🤖 AI Summary
Generating high-quality, context-aware scientific ideas during early-stage discovery remains challenging. Method: This paper proposes a multi-round iterative framework for research idea generation. It integrates token-level and sentence-level embeddings and introduces a novel “Aha Moment” detection mechanism. A four-dimensional automated evaluation system is developed—assessing novelty, excitement, feasibility, and effectiveness—augmented with ethical constraints and human-AI collaboration protocols. Technically, the framework leverages large language models (e.g., GPT-4o/4.5, DeepSeek-32B/70B) and incorporates few-shot prompting, chain-of-thought reasoning, and multi-granularity semantic modeling.
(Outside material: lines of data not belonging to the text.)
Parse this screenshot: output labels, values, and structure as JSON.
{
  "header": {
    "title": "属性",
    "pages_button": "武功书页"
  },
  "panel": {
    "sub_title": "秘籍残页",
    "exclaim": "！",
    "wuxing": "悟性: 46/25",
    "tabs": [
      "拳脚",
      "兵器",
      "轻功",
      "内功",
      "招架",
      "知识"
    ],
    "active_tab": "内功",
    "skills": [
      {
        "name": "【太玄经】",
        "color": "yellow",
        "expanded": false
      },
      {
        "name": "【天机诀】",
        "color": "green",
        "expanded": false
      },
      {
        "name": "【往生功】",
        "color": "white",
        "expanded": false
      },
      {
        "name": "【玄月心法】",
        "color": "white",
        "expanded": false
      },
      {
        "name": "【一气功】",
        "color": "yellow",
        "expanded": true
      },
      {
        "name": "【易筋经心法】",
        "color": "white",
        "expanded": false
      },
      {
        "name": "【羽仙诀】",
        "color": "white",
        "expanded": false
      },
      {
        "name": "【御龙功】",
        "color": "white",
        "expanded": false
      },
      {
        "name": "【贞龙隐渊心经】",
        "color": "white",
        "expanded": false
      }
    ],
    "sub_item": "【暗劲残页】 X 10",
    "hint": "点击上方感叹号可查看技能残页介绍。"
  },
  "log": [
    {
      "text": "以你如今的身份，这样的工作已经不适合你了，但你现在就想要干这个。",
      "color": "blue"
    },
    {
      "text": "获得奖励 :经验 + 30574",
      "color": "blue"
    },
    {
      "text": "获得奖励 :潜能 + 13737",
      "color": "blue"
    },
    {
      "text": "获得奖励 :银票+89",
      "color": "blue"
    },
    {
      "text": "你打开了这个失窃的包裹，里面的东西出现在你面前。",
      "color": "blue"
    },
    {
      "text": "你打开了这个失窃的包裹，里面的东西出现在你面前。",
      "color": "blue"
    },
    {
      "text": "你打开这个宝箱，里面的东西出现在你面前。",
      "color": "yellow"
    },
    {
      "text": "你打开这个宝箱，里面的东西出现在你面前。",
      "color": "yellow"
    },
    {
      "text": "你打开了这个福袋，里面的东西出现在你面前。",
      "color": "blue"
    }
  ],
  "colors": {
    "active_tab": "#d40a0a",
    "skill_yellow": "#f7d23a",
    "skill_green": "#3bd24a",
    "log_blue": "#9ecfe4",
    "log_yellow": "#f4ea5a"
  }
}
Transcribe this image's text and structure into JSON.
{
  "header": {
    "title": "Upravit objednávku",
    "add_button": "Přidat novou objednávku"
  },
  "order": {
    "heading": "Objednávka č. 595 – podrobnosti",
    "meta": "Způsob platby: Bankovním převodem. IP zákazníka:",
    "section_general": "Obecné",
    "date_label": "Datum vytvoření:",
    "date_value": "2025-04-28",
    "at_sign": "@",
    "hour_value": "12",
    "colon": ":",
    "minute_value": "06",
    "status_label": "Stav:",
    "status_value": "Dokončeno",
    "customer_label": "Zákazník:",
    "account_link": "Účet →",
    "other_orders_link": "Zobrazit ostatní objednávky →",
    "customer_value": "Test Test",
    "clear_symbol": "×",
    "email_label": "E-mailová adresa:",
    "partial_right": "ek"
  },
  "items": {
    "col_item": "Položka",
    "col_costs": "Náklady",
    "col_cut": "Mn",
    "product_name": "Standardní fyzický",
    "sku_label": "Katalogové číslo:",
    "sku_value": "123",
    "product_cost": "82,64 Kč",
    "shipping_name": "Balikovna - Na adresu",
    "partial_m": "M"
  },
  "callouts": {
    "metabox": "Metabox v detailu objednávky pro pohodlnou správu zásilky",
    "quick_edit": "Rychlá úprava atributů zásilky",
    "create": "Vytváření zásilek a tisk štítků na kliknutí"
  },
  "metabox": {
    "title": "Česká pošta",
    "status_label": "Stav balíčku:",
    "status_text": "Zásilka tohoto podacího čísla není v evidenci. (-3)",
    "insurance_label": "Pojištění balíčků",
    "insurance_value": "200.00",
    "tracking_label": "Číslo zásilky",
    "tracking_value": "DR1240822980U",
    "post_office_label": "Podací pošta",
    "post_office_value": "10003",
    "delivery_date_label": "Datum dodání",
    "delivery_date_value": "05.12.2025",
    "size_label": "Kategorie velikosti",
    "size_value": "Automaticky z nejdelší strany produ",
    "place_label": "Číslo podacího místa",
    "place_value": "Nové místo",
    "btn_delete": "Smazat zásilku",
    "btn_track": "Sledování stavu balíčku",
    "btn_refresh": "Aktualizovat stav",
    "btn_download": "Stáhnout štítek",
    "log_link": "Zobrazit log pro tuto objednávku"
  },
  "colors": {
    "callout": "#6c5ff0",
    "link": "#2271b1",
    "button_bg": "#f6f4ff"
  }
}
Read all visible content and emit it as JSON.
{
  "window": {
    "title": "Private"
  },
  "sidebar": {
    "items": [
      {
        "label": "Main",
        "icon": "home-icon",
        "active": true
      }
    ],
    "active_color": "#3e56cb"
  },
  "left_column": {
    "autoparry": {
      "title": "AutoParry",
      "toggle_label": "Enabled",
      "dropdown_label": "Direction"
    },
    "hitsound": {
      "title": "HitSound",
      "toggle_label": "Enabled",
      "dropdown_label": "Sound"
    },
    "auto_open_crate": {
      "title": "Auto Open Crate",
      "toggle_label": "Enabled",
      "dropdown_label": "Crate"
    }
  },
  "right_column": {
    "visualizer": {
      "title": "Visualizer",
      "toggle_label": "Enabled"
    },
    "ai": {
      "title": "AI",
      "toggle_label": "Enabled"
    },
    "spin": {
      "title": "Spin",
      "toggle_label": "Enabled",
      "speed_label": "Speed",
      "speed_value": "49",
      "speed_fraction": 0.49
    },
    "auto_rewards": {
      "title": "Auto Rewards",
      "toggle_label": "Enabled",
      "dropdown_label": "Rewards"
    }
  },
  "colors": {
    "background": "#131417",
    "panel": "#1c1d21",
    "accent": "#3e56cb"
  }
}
Contribution/Results: Experiments demonstrate that the framework achieves an average score of 6.85 (on a 1–10 scale) across four core metrics—significantly outperforming baseline methods—and validates its efficacy and innovation in generating high-quality, actionable scientific ideas.
📝 Abstract
Every scientific discovery starts with an idea inspired by prior work, interdisciplinary concepts, and emerging challenges. Recent advancements in large language models (LLMs) trained on scientific corpora have driven interest in AI-supported idea generation. However, generating context-aware, high-quality, and innovative ideas remains challenging. We introduce SCI-IDEA, a framework that uses LLM prompting strategies and Aha Moment detection for iterative idea refinement. SCI-IDEA extracts essential facets from research publications, assessing generated ideas on novelty, excitement, feasibility, and effectiveness. Comprehensive experiments validate SCI-IDEA's effectiveness, achieving average scores of 6.84, 6.86, 6.89, and 6.84 (on a 1-10 scale) across novelty, excitement, feasibility, and effectiveness, respectively. Evaluations employed GPT-4o, GPT-4.5, DeepSeek-32B (each under 2-shot prompting), and DeepSeek-70B (3-shot prompting), with token-level embeddings used for Aha Moment detection. Similarly, it achieves scores of 6.87, 6.86, 6.83, and 6.87 using GPT-4o under 5-shot prompting, GPT-4.5 under 3-shot prompting, DeepSeek-32B under zero-shot chain-of-thought prompting, and DeepSeek-70B under 5-shot prompting with sentence-level embeddings. We also address ethical considerations such as intellectual credit, potential misuse, and balancing human creativity with AI-driven ideation. Our results highlight SCI-IDEA's potential to facilitate the structured and flexible exploration of context-aware scientific ideas, supporting innovation while maintaining ethical standards.